Coffeezilla went to observe the trial in-person and made a video explaining what he saw. It’s pretty entertaining. It’s a bit long, but it’s worth it in my opinion. Note that he was personally working to expose this guy and FTX, so seeing this happen had to have felt like a victory on his part.
For those who prefer reading, Nitish Pahwa with Slate also was a trial observer and did a near-daily dive into what happened that day. For me, he really hits the sweet spot of reporting and analysis, at a detailed but understandable level. And he’s pretty funny too.
His first post on the trial is October 3, so you’ll have to go to page 2 of the list below.
Not directly related, but it looks like Do Kwan from TerraUSD and Luna fame is about to face the consequences of similar actions after fleeing to Montenegro.
Somewhere on the east coast, maybe Florida, a man embroiled in several criminal cases in several criminal courts, is saying (hopefully) “Hold my beer!”
This little typo reminds me that the first time I heard Bankman-Fried’s initialism I wondered if Grumman ever designed a dive bomber for the Navy.
Though, to be a little more on-subject, I would point out that the lawyer is doing some post-trial damage control so that future clients don’t hold the fate of SBF against him.
I just finished Michael Lewis’s “Going Infinite,” his story of Bankman-Fried and FTX. It is a VERY weird book.
I’ll make 4 points, and try to make this flow together:
It is clear Lewis started the book before FTX collapsed. The book is 85% the story before the collapse, and up to the point it happens tyhere is almost no part of the book suggesting the problems that led to collapse.
It is clear Lewis doesn’t think Bankman-Fried is guilty, or is very doubtful of it. He is very critical of John Ray.

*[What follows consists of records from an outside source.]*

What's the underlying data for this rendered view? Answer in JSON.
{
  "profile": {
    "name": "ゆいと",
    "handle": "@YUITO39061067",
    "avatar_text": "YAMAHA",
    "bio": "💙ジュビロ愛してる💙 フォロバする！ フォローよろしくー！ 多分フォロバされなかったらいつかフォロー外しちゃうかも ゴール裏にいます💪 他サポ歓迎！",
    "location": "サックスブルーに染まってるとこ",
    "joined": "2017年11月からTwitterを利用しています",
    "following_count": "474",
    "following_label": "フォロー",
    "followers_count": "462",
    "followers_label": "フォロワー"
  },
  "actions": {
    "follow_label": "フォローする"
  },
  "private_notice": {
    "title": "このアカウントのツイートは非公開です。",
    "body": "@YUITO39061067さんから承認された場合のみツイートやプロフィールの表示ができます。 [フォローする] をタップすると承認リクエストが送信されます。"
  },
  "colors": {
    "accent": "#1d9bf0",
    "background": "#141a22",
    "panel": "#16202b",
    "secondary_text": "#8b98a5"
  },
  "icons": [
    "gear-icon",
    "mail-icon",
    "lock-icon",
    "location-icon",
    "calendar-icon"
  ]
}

The story is basically about Bankman-Fried, and he is if anything a WEIRDER person, as described by Lewis, than the media have suggested. The usual word on him is that he’s autistic, but that is the popular diagnosis for everyone now. My read of it is that he is a sociopath.
Much of Lewis’s very ample descriptions of Bankman-Fried revolve around his inability to communicate to other humans. To hear Lewis tell it, the man was so bad at talking to others that it is hard to imagine how he could have gotten a girlfriend or, hell, done something like rent a car or order dinner in a restaurant. He seems to have held absolutely no regard for other people at all. The fact he failed so spectacularly in court in unsurprising.
What Lewis really wanted to write about were the market errors and inefficiencies that led to FTX and how Bankman-Fried was brilliant at exploiting them. That is the focus of most Lewis work. Moneyball is about market failures, Blind Side is about market failures, The Big Short is about market failures, and on and on. The FTX failure stops the narrative cold.